Cultural differences have a lot to do with approaches to training.
Just something to think about.
This point is huge.
I’ll never forget it.
“In Moscow, you can get a PhD in Weightlifting Coaching. You get more respect as a Weightlifting Coach than a Physician (MD).”
I was blown was by that statement, even to this day I still think about it.
Such high respect for the strength coach in Russia and what is interesting is how this is so completely different here in the United States.
Sadly, many top fitness professionals, experts and coaches simply do not get the respect they deserve.
“I much prefer simple programs based around the fundamentals versus complicated, detailed programming. Keep it simple and don’t do too much, too often.”
Is this great training wisdom or what?
There’s a lot I want to say about this, but I’ll let this message resonate in its simplicity and power.
“The 3 biggest things that screw up your training are: 1) stress 2) lack of sleep and 3) poor nutrition.”
I would also add lack of clarity and poor programming to these things, as well (*mostly for the recreational athlete).

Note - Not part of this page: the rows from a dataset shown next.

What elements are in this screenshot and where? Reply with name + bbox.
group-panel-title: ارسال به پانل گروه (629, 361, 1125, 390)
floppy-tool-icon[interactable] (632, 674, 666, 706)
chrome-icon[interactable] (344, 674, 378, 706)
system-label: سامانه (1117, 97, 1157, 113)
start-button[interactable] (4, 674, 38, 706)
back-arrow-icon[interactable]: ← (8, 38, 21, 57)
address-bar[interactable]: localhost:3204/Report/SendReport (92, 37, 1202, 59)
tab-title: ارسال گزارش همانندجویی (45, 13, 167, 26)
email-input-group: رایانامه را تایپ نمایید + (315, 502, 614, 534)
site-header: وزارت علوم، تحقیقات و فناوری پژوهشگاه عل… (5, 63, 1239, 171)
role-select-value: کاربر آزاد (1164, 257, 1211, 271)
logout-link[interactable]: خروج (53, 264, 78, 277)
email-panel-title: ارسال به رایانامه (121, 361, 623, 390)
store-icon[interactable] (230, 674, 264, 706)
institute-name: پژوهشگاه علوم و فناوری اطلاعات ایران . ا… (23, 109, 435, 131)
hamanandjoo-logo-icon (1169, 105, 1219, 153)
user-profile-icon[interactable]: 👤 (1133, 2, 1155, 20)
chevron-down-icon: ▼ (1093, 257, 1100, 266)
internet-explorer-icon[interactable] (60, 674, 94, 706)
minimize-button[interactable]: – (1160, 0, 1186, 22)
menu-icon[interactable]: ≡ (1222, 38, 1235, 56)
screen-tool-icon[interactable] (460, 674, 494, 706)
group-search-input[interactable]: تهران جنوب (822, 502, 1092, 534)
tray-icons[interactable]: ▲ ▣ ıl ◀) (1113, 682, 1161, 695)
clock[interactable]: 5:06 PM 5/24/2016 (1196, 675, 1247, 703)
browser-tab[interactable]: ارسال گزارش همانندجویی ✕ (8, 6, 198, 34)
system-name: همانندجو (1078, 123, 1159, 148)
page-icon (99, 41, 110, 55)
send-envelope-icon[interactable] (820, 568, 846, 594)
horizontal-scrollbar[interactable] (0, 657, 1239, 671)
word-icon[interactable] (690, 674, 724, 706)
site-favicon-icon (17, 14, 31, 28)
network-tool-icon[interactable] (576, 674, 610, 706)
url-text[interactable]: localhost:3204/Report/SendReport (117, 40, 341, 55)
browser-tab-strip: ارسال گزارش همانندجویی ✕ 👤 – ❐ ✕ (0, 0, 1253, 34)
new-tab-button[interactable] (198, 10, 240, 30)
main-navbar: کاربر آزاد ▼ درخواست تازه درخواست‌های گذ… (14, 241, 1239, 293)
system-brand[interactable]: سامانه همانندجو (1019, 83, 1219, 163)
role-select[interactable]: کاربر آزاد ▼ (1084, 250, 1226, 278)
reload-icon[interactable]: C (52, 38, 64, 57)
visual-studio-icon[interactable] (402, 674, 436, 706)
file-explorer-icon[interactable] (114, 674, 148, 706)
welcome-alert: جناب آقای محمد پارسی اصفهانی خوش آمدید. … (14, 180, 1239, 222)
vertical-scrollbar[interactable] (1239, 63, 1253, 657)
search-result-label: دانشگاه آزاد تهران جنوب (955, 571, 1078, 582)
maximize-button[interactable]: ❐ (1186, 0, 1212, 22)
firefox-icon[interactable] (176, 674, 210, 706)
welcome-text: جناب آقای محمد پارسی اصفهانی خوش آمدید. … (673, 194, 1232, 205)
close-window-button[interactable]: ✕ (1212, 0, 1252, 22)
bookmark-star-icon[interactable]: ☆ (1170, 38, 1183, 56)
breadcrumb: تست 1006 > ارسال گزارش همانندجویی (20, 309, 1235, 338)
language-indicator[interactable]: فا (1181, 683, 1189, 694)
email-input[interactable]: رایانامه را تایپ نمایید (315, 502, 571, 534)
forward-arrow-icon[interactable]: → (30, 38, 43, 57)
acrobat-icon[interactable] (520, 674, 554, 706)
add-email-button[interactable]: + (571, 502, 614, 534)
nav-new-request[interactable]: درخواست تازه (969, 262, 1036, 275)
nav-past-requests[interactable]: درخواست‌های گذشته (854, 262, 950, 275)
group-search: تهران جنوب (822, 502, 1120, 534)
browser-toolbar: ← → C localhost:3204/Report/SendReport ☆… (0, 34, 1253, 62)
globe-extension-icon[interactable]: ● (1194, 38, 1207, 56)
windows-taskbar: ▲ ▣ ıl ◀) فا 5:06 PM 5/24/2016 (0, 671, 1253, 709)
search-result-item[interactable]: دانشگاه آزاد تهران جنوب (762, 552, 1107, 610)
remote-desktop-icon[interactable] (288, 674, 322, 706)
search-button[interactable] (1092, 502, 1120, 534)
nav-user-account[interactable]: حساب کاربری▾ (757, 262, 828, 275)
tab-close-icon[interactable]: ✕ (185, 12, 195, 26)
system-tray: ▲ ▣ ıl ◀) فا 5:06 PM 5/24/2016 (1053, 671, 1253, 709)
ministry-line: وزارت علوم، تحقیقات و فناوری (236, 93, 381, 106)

While there are many potential things that can sabotage training, the 3 he mentioned are certainly some of the leading causes.
I hope you’ve found these lessons and insights as valuable as I have.
There was more, but these are the concepts and takeaways in the most concise summary.
It should be noted that this was only the lecture portion of the 2-day seminar.
The full seminar was primarily learning, progressing, and performing the Olympic lifts (the snatch and clean and jerk). And since that seminar, I have taken many other Weightlifting seminars to continue to deepen my own skills and further understand the weightlifting movements.
Once again, a massive thank you to Coach Glenn Pendlay for sharing his insights with myself and the attendees that day. Now I have shared what I learned with you.
Thanks Coach for making a difference.